The work by artist Gerhard Richter titled ‘Abstraktes Bild (774-4)’ is a seminal example of the artist’s layered abstract practice that Richter began exploring in the late 1980’s. The work was first exhibited in Rome the same year of its execution, the painting was shown alongside an exclusive selection of Richter’s finest work from that particular year, an oeuvre that stands as the most beautiful and dramatic body of abstract paintings ever created by the artist.
Now Christie’s has announced the upcoming sale of the important work by the artist, which has been consigned by the Linda Pace Foundation, San Antonio, Texas. The announcement of the sale coincides with Richter’s London exhibition at the inauguration of the new Marian Goodman Gallery in London. The work was painted in 1992, at the height of Gerhard Richter’s abstract practice.
The price of the piece is estimated £8- £11 million, and all the proceeds from the sale of this work will be directed to establish a board-designated fund to build an architecturally significant exhibition space to showcase the Linda Pace Foundation’s permanent collection to the public.
Abstraktes Bild has not left the residence of the foundation since 1993. The Linda Pace Foundation was founded in 2003 with the mission to foster the creation, presentation, and understanding of innovative expression through contemporary art; and has awarded nearly £6 million in Foundation grants to artists and contemporary arts organizations around the world. Funds from the sale will be used to realise its centrepiece of an exhibition space for the Foundation’s collection of over six hundred paintings, sculptures, installation and video works by international contemporary artists.

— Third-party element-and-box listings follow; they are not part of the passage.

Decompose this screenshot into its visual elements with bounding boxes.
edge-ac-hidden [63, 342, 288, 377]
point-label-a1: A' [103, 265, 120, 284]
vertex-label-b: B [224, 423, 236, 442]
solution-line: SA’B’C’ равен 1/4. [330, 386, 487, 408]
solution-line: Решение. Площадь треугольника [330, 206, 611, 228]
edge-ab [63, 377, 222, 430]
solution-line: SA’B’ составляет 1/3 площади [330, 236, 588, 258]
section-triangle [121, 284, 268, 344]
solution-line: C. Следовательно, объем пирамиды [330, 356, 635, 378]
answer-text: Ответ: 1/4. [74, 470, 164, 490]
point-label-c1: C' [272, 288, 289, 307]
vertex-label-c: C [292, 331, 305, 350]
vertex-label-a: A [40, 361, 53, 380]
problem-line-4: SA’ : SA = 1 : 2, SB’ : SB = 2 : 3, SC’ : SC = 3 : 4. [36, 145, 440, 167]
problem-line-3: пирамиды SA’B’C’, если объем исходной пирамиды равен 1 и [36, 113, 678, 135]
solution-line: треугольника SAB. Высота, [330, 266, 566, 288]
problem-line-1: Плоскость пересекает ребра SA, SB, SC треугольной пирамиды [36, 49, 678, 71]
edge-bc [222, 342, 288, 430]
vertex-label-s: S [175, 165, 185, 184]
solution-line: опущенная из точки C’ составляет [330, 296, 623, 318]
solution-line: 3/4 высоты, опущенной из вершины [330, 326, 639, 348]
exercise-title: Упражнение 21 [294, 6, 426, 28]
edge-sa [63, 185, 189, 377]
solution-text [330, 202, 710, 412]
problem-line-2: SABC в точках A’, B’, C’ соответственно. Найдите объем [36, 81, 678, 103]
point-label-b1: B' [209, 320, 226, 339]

“The Linda Pace Foundation is proud to partner with Christie’s for the sale of Abstraktes Bild (774-4) an impressive and art-historically relevant example of Gerhard Richter’s abstract paintings, which has been on view in Linda Pace’s private residence since its acquisition in 1993. The Foundation’s acquisitions are guided by Pace’s own collecting style, which favored works that reflected her own feminist perspective, her engagement in social issues, and consideration of spirituality and beauty. Linda’s generous aspirations to make her collection available to the public through an arts campus may be realized by her investment in Richter’s important work, Abstraktes Bild (774-4).” Declared Foundation Trustee, Kathryn Kanjo.